Part of [the solution to] that is we need to provide users with -- and teach them -- a navigation method for conversational interfaces. It's not enough to just say, 'You can say or ask whatever you want.' That's misleading. When we have a new kind of interface, we need to teach users how to use it.
For example, when we first learned the web, we learned that there are these pages that have these weird addresses to get to. And when you get to one, you can you can jump back to a previous one, or you can click on a hyperlink to go forward. We learned this method of navigating the web, and all the other interfaces have their own ways. I think, right now, one of the big UX questions for conversations is: How do you navigate a conversational interface? How should you?
More about Moore and Arar
Bob Moore is a research staff member at IBM Research-Almaden in San Jose, Calif. He is the lead conversation analyst on IBM's conversational UX design project. Prior to working at IBM, Moore was a researcher at Yahoo Labs and at the Xerox Palo Alto Research Center, and was a game designer at The Multiverse Network. He has a Ph.D. in sociology from Indiana University Bloomington with concentrations in ethnomethodology, conversation analysis and ethnography.
Raphael Arar is a UX designer and researcher at IBM Research-Almaden. Previously, he was the lead UX designer for the Apple and IBM partnership and lecturer at the University of Southern California's Media Arts and Practice Division. Arar holds an MFA from the California Institute of the Arts and his artwork has been shown at museums, conferences, festivals and galleries internationally. In 2017, he was recognized as one of Forbes' "30 Under 30" in enterprise technology.
I understand you provide a method for that in IBM's Natural Conversation Framework.

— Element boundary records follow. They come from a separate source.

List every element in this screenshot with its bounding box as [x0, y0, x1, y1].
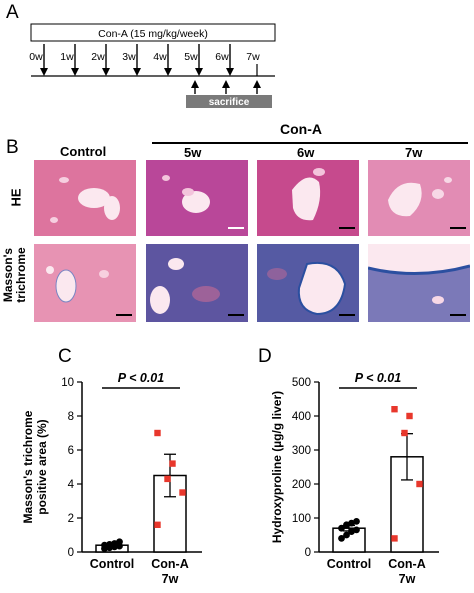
- data-point: [353, 518, 360, 525]
- category-label: Con-A: [151, 557, 189, 571]
- he-7w-image: [368, 160, 470, 236]
- row-label-masson-line2: trichrome: [14, 247, 28, 303]
- week-label-4w: 4w: [153, 51, 167, 63]
- row-label-masson: Masson's trichrome: [1, 234, 28, 316]
- sacrifice-label: sacrifice: [209, 97, 250, 108]
- y-tick-label: 100: [292, 513, 311, 525]
- header-control: Control: [60, 144, 107, 159]
- data-point: [101, 541, 108, 549]
- injection-arrowhead-0w: [40, 68, 48, 76]
- chart-c: 0 2 4 6 8 10 Masson's trichromepositive area (…: [21, 371, 202, 586]
- he-6w-scalebar: [339, 227, 355, 229]
- data-point: [338, 535, 345, 542]
- data-point: [406, 412, 413, 420]
- sacrifice-bar: [186, 95, 272, 108]
- injection-arrowhead-4w: [164, 68, 172, 76]
- he-5w-scalebar: [228, 227, 244, 229]
- injection-arrowhead-5w: [195, 68, 203, 76]
- week-label-1w: 1w: [60, 51, 74, 63]
- y-tick-label: 0: [68, 547, 74, 559]
- data-point: [154, 429, 161, 437]
- y-tick-label: 4: [68, 479, 75, 491]
- y-tick-label: 6: [68, 445, 74, 457]
- panel-c-letter: C: [58, 346, 72, 367]
- week-label-0w: 0w: [29, 51, 43, 63]
- he-6w-image: [257, 160, 359, 236]
- y-axis-label: Masson's trichromepositive area (%): [21, 410, 49, 523]
- y-tick-label: 300: [292, 445, 311, 457]
- header-cona: Con-A: [280, 121, 322, 137]
- header-6w: 6w: [297, 145, 315, 160]
- chart-d: 0 100 200 300 400 500 Hydroxyproline (µg/g liv…: [270, 371, 439, 586]
- week-label-2w: 2w: [91, 51, 105, 63]
- y-tick-label: 200: [292, 479, 311, 491]
- data-point: [391, 406, 398, 413]
- data-point: [416, 480, 423, 488]
- week-label-5w: 5w: [184, 51, 198, 63]
- week-label-3w: 3w: [122, 51, 136, 63]
- panel-a-letter: A: [6, 2, 19, 23]
- masson-5w-scalebar: [228, 314, 244, 316]
- data-point: [401, 429, 408, 437]
- treatment-label: Con-A (15 mg/kg/week): [98, 28, 208, 40]
- significance-label: P < 0.01: [355, 371, 401, 385]
- masson-6w-image: [257, 244, 359, 322]
- week-label-7w: 7w: [246, 51, 260, 63]
- y-tick-label: 2: [68, 513, 74, 525]
- sacrifice-arrowhead-5w: [191, 80, 199, 88]
- injection-arrowhead-2w: [102, 68, 110, 76]
- data-point: [169, 460, 176, 467]
- cona-bracket: [152, 142, 468, 144]
- he-5w-image: [146, 160, 248, 236]
- data-point: [164, 475, 171, 483]
- data-point: [353, 526, 360, 534]
- masson-7w-scalebar: [450, 314, 466, 316]
- masson-5w-image: [146, 244, 248, 322]
- y-axis-label: Hydroxyproline (µg/g liver): [270, 391, 284, 543]
- y-tick-label: 400: [292, 411, 311, 423]
- masson-6w-scalebar: [339, 314, 355, 316]
- he-control-image: [34, 160, 136, 236]
- injection-arrowhead-6w: [226, 68, 234, 76]
- data-point: [343, 531, 350, 539]
- panel-d-letter: D: [258, 346, 272, 367]
- y-tick-label: 500: [292, 377, 311, 389]
- data-point: [338, 524, 345, 532]
- header-7w: 7w: [405, 145, 423, 160]
- category-label: Con-A: [388, 557, 426, 571]
- timeline-diagram: Con-A (15 mg/kg/week) 0w 1w 2w 3w 4w 5w 6w 7w s…: [29, 23, 276, 108]
- data-point: [106, 540, 113, 548]
- injection-arrowhead-1w: [71, 68, 79, 76]
- masson-7w-image: [368, 244, 470, 322]
- data-point: [179, 489, 186, 496]
- data-point: [154, 521, 161, 528]
- significance-label: P < 0.01: [118, 371, 164, 385]
- panel-b-letter: B: [6, 137, 19, 158]
- y-tick-label: 10: [61, 377, 74, 389]
- row-label-he: HE: [8, 188, 24, 207]
- data-point: [391, 535, 398, 542]
- bar-1: [153, 474, 187, 553]
- sacrifice-arrowhead-7w: [253, 80, 261, 88]
- category-label: Control: [90, 557, 134, 571]
- y-tick-label: 8: [68, 411, 74, 423]
- injection-arrowhead-3w: [133, 68, 141, 76]
- category-label: 7w: [162, 572, 179, 586]
- category-label: 7w: [399, 572, 416, 586]
- header-5w: 5w: [184, 145, 202, 160]
- category-label: Control: [327, 557, 371, 571]
- treatment-box: [30, 23, 276, 42]
- masson-control-scalebar: [116, 314, 132, 316]
- week-label-6w: 6w: [215, 51, 229, 63]
- masson-control-image: [34, 244, 136, 322]
- sacrifice-arrowhead-6w: [222, 80, 230, 88]
- y-tick-label: 0: [305, 547, 311, 559]
- he-7w-scalebar: [450, 227, 466, 229]
- data-point: [116, 538, 123, 546]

Moore: We do. We recommend a method where there are six actions that the user can always take at any time to help navigate that conversation space.
- You can always ask [the AI agent], 'What can you do?' or 'What do you know?' In other words, you can always ask the system what its capabilities are and start a conversation with a system about its own capabilities. That's critical for exactly the reason that Raphael just said; you don't want people going down a path about movie times when this is a travel app and its capability is booking flights.
- You should always be able to ask the system, 'What did you say?' or 'Say that again.' -- especially if it's a voice interface, because, once the assistant says something [and you don't hear it], it's gone.
- You should always be able to ask the system, 'What do you mean?' and ask it to paraphrase what it said. [The AI agent] should be able to elaborate on what it said and what it's asking you to do, especially when it's giving you instructions. That's help at a local, turn-by-turn level.
- You should also be able to, at any time, say 'OK' or 'Thanks' and close down the current sequence to show that you're ready to move on.
- You should also be able to escape from a sequence or abort a sequence. For example, [if] I ask for movie times and [the AI agent] comes back with something that's the wrong answer, I could say, 'OK, thanks,' and close it and that means we're good. Or I could say, 'Nevermind' or 'Forget it,' and basically escape from that sequence. You should be able to do that anytime so you don't get stuck.
- You should always be able to say 'Goodbye' to end a conversation and show that you're done. That gives the system an opportunity to deal with last topics. If it wants to get your email address or if it wants you to, god forbid, take a survey or something like that, it gives closure. It's ending the session.
That's our recommendation for navigating [a conversational interface]. If we teach the user those things, which are completely built on what we naturally do in conversation, then, if they get lost in the conversation, they know how to get out of a sequence and how to get help for a sequence.